Endurance. Well duh. I’ll still get tired, but the notes will still come out. More like a new resilience. More about that in the wrapup below.

Consistency. By keeping the “feel,” and no matter what Tom Waits says you can totally lose the feel.

More comfortable in the higher range. This is different from better range.

Reduced stiffness. I noticed this especially this week doing a run of “Don Giovanni.” There’s a long layoff all through intermission and the first six or so numbers of Act II. Then you have to come in on a short two-bar soft lyrical bit.

The kind of thing that used to be impossible because of the stiffness, now no big deal.

What it hasn’t helped

My range is no better than it was. As I said above, I can do more with the range I’ve got. But I don’t have any more notes up there than I did before.

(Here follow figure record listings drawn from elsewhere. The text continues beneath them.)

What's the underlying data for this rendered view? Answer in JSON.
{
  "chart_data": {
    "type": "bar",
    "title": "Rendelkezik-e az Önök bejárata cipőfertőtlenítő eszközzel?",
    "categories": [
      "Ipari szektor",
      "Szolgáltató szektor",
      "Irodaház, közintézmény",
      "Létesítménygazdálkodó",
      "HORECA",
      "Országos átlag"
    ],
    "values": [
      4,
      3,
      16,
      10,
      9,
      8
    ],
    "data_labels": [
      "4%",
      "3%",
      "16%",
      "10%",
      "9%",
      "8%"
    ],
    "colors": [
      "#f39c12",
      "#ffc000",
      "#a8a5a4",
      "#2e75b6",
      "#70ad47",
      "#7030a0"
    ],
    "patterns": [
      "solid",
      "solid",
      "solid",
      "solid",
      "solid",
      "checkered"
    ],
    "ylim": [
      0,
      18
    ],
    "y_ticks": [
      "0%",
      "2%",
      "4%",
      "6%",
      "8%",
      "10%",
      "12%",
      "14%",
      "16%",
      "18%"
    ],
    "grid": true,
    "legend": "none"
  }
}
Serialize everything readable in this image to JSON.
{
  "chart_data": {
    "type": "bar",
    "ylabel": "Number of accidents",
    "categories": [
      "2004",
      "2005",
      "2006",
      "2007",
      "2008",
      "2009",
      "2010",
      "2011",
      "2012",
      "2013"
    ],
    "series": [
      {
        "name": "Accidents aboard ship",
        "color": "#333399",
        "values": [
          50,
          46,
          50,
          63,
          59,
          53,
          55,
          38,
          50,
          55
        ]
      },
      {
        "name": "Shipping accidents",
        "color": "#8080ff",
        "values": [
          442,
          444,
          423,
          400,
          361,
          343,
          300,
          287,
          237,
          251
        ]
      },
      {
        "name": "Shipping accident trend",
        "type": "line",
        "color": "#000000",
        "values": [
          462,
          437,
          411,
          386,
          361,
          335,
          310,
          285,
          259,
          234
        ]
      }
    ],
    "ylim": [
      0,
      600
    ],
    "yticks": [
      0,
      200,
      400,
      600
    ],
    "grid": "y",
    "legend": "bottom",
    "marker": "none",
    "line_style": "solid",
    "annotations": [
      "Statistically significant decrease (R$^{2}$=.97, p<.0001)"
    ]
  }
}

Trumpet playing is ultimately an athletic activity. It’s important that it be artistic, but like being a ballet dancer playing a musical instrument is intensely physical. Going back to the lip-buzzing analogy, any physical activity can benefit from breaking it down into its components and working them individually.

And as I found many times with my cyling, in the spring after a layoff it’s grueling work to do things that you did with ease the previous fall. You don’t notice it the same way on the trumpet — with its smaller and more specialized muscle groups — the way your legs would ache and you’d have trouble climbing the stairs afterwards. But it’s the same thing. And how after a few weeks of riding all of a sudden I’d start to feel the “snap” come back into my legs. And not long after that the great feeling of knowing you’re tired, knowing that your legs have really been pushed, but somehow they keep turning the cranks.

And I feel like that’s where this regimen is taking me.